One year of licensing research

The National Assembly requested the FSC to research on cryptocurrency licensing last year. All this is captured in the Comparative Analysis of the Property Industry Act, which brings together 13 bills that seek to cement crypto-trade licensing in law. The central bill for the purpose is the Virtual Property Industry Act.

There are several reports showing that Stablecoins have been part of the FSC agenda for some time. The National Assembly coming in and the problem with LUNA were mere catalysts. To mitigate this in the long run, plans are underway to manage Stablecoins, including limiting the amount an issuer can mint in a day. It also suggests the availability of collateral to manage crypto-trading risks, especially for investors.

When Yoon Seok-Yeol was elected South Korea’s President, cryptocurrency trading was part of his agenda. On May 2nd, he sponsored a bill to the National Assembly seeking to not tax any crypto investments in South Korea. The Comparative Analysis of the Property Industry Act is part of the regulatory frameworks he intended to use to embed cryptocurrency trading into law.

Areas of Focus

The main aim of this cryptocurrency licensing legislation is to protect South Koreans from manipulation by crypto traders. Any deliberate wrongdoing such as trading data manipulation will not go unpunished. Some of the manipulation tactics include inflating crypto coin prices, falsifying orders and insider dumping. However, some cryptos have irregular market price fluctuation, and the government wants to ensure that such actions are not premeditated.

Submission of a trading White Paper is part of the licensing process, which will act as proof of concept and security declaration. It contains the coin version and possible amendment formula if the need arises. The aim is to protect investors from losing their investment, similar to what occurred to Luna.

The proposal also enhances the crypto trading system through vetting and accreditation. The crypto market primarily uses funds deposited in the South Korea Banking system. Money is a measure of value, which needs regulatory protection to avoid inflation. The proposal plans to raise entry barriers into the market to mitigate the risk associated with crypto trading.

These proposals lead to proper trade organisation, risk reduction and investor-centric crypto trading. With the valuation of the crypto issuer ascertained, the government can monitor the trade and cushion its citizens against exorbitant rates. Fines for acting contrary to these proposed legislations include license suspension, cash fines, imprisonment and confiscation. In case of any damages, the law acknowledges it and compels the crypto issuer to bear the cost.

Recent Developments That Preambles Cryptocurrency Trade Licensing

The Crypto trading license discussion comes at a time when most cryptocurrencies are gradually losing their value.
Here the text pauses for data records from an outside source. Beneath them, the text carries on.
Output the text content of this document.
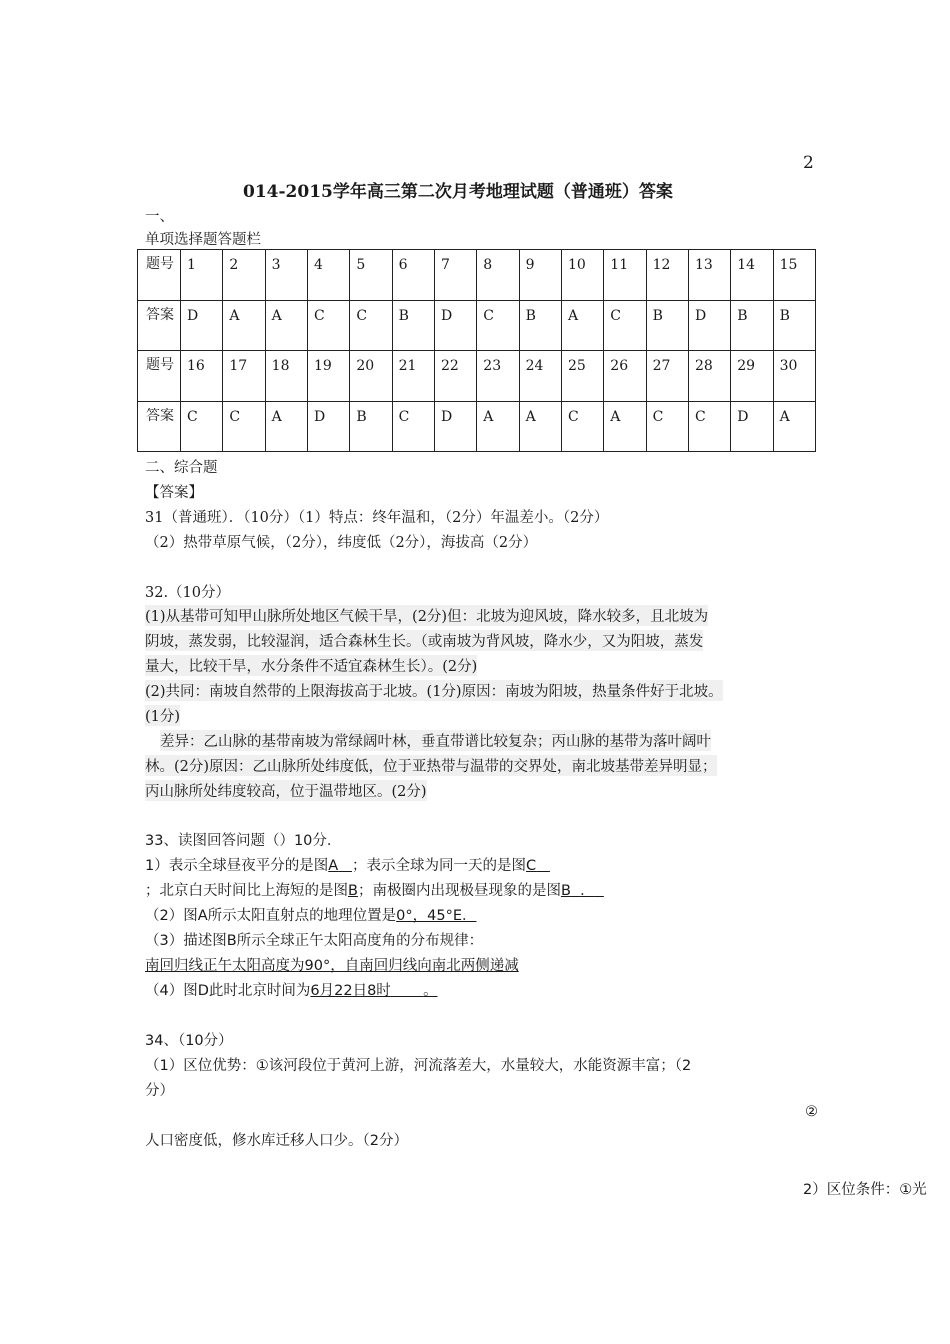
2
014-2015学年高三第二次月考地理试题（普通班）答案
一、
单项选择题答题栏
题号	1	2	3	4	5	6	7	8	9	10	11	12	13	14	15
答案	D	A	A	C	C	B	D	C	B	A	C	B	D	B	B
题号	16	17	18	19	20	21	22	23	24	25	26	27	28	29	30
答案	C	C	A	D	B	C	D	A	A	C	A	C	C	D	A
二、综合题
【答案】
31（普通班）．（10分）（1）特点：终年温和，（2分）年温差小。（2分）
（2）热带草原气候，（2分），纬度低（2分），海拔高（2分）
32.（10分）
(1)从基带可知甲山脉所处地区气候干旱，(2分)但：北坡为迎风坡，降水较多，且北坡为
阴坡，蒸发弱，比较湿润，适合森林生长。（或南坡为背风坡，降水少，又为阳坡，蒸发
量大，比较干旱，水分条件不适宜森林生长）。(2分)
(2)共同：南坡自然带的上限海拔高于北坡。(1分)原因：南坡为阳坡，热量条件好于北坡。
(1分)
差异：乙山脉的基带南坡为常绿阔叶林，垂直带谱比较复杂；丙山脉的基带为落叶阔叶
林。(2分)原因：乙山脉所处纬度低，位于亚热带与温带的交界处，南北坡基带差异明显；
丙山脉所处纬度较高，位于温带地区。(2分)
33、读图回答问题（）10分．
1）表示全球昼夜平分的是图A ；表示全球为同一天的是图C
；北京白天时间比上海短的是图B；南极圈内出现极昼现象的是图B ．
（2）图A所示太阳直射点的地理位置是0°，45°E．
（3）描述图B所示全球正午太阳高度角的分布规律：
南回归线正午太阳高度为90°，自南回归线向南北两侧递减
（4）图D此时北京时间为6月22日8时 。
34、（10分）
（1）区位优势：①该河段位于黄河上游，河流落差大，水量较大，水能资源丰富；（2
分）
②
人口密度低，修水库迁移人口少。（2分）
2）区位条件：①光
Luna, one of Terra Networks’ cryptocurrencies, was devalued heavily and suffered the same fate, trading for about $0.1 at the moment. With a working formula that values UST at $1 when at its lowest, this is a big blow to its development. However, the most devalued cryptos had something which could avert their degrading. Lack of backing assets is one of them, which rebases the coins in case of a value meltdown.

However, more countries are racing against time to entrench cryptocurrency as a currency. The most recent one is El Salvador, which hosted over 40 countries in a bid to domesticate Bitcoin as a medium of exchange. The discussion brought together central banks and financial regulators to discuss modalities and how they can tap the unbanked by adopting Bitcoin as a measure of value.

Crypto Lists will be here to document cryptocurrencies growth, especially Bitcoin, and how it will influence the South Korean Financial Sector. Licensing Crypto-traders is the first step in making the digital currency acceptable. With more countries joining the haste to manage cryptocurrency trading, its influence on the world market and economics is inevitable.